The decision coincides with the launch of Preferred’s product range, which has no income multiples and includes enhanced adverse criteria, including the introduction of a near-prime extra level, discounted rates from 4.06 per cent and a two-year fixed rate starting at 5.14 per cent with no extended tie-in. Its ‘either or’ option has also been extended to its light range.
Roger Taylor, director of sales and marketing at Preferred, said: “A set income multiple formula does not take into consideration an individual’s personal circumstances, such as any existing outgoings. Calculating someone’s ability to repay based on affordability is a much fairer and more accurate representation; the crucial factor is that they can afford to repay the loan.”

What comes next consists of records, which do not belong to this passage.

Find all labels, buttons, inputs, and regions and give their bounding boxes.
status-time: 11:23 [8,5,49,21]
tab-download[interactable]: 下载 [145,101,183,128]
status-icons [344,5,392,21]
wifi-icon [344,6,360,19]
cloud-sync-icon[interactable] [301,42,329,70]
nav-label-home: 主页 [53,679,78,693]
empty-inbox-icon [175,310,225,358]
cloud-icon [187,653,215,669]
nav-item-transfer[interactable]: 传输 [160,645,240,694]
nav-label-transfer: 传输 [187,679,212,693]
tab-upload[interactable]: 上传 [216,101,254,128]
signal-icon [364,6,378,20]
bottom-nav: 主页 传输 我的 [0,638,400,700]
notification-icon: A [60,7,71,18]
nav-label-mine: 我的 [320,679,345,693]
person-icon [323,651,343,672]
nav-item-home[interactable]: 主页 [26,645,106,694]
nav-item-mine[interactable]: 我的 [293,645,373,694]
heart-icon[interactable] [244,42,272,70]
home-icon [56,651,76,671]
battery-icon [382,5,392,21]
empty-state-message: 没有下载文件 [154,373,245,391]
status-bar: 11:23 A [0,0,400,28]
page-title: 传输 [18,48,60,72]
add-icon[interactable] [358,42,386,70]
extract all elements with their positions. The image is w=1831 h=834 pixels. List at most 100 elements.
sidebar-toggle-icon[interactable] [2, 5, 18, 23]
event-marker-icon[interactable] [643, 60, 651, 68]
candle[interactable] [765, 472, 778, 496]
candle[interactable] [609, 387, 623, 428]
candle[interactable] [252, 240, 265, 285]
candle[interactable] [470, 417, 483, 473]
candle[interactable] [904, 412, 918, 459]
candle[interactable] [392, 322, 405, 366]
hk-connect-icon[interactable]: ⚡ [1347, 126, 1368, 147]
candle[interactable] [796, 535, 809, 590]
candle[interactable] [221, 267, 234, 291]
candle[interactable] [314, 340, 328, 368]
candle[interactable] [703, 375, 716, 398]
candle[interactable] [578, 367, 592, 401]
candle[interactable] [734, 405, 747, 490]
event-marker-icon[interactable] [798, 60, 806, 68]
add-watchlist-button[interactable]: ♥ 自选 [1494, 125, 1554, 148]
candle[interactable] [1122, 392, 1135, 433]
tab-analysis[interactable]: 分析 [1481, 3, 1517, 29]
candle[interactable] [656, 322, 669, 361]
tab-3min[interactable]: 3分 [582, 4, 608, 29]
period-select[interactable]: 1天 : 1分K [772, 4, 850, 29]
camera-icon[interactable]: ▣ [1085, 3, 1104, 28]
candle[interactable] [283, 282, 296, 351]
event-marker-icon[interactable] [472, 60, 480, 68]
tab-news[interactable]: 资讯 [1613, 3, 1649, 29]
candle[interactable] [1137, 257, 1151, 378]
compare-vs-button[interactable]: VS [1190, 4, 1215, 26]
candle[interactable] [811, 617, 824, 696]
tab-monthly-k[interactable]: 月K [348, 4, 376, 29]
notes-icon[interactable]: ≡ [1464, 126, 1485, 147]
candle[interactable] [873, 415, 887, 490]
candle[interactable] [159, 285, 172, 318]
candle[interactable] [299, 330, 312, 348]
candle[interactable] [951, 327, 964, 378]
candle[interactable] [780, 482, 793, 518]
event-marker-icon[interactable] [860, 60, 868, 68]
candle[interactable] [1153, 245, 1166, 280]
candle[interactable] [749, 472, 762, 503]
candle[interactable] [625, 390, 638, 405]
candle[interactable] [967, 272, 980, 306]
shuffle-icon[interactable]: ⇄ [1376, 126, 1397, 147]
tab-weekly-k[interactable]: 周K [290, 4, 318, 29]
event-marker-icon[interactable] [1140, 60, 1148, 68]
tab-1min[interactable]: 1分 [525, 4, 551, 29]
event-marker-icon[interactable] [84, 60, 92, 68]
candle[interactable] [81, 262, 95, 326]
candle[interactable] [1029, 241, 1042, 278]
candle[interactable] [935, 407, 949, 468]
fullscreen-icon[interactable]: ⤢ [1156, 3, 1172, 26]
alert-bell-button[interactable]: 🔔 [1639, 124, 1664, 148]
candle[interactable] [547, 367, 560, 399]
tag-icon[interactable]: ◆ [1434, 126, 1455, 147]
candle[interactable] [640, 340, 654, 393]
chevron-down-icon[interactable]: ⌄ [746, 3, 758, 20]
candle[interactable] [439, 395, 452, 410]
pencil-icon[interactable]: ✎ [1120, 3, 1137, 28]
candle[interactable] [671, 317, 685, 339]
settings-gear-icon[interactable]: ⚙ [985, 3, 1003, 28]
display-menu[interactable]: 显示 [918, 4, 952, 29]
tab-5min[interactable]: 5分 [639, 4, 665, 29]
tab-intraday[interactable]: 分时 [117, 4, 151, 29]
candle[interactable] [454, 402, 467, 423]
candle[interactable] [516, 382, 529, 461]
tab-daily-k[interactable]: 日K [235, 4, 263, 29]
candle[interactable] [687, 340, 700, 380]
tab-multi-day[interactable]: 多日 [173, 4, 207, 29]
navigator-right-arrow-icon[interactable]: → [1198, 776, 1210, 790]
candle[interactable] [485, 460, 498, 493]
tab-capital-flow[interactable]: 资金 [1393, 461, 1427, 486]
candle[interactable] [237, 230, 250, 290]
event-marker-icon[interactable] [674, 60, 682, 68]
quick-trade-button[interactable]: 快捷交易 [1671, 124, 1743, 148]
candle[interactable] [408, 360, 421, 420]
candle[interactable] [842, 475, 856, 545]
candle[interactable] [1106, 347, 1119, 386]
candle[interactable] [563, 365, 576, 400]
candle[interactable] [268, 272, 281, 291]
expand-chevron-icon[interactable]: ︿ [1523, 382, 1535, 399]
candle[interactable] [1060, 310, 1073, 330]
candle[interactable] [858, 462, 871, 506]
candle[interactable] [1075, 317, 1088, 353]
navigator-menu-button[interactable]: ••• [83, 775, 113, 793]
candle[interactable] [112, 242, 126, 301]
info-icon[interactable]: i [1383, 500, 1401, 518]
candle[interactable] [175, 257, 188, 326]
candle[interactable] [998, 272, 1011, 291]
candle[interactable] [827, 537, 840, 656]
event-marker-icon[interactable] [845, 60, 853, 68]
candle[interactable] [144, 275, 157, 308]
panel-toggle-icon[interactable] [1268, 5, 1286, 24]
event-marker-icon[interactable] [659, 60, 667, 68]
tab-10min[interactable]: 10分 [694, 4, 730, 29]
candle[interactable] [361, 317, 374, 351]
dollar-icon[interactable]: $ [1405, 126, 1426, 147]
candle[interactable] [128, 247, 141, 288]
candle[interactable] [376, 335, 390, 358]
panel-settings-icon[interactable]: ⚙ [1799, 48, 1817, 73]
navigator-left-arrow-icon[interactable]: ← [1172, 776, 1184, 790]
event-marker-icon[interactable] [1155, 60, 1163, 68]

Intermediaries can use Preferred’s online affordability calculator to see the maximum their customers can borrow. Taylor said: “Our calculator gives intermediaries a quick but accurate response to the two most important questions: ‘How much can my customer borrow?’ and ‘Can they afford the proposed repayments?’ It provides intermediaries with peace of mind that the application being submitted fits our affordability criteria.”
Sheridan Bradley, mortgage adviser for Lodemead, said: “I think it’s a good idea. Affordability is very useful, as many people, like the self-employed, have income coming in from different sources. The problem then becomes that people have the money, but can’t show where it’s coming from, unlike those on £30-40,000 a year. I’d like to think other companies will follow their example, but it’s impossible to say whether it will become standard.”
Taylor added: “The decision to remove income multiples further reflects Preferred’s flexible approach to underwriting. These enhancements demonstrate our commitment to continually improve our products and the service levels we offer.”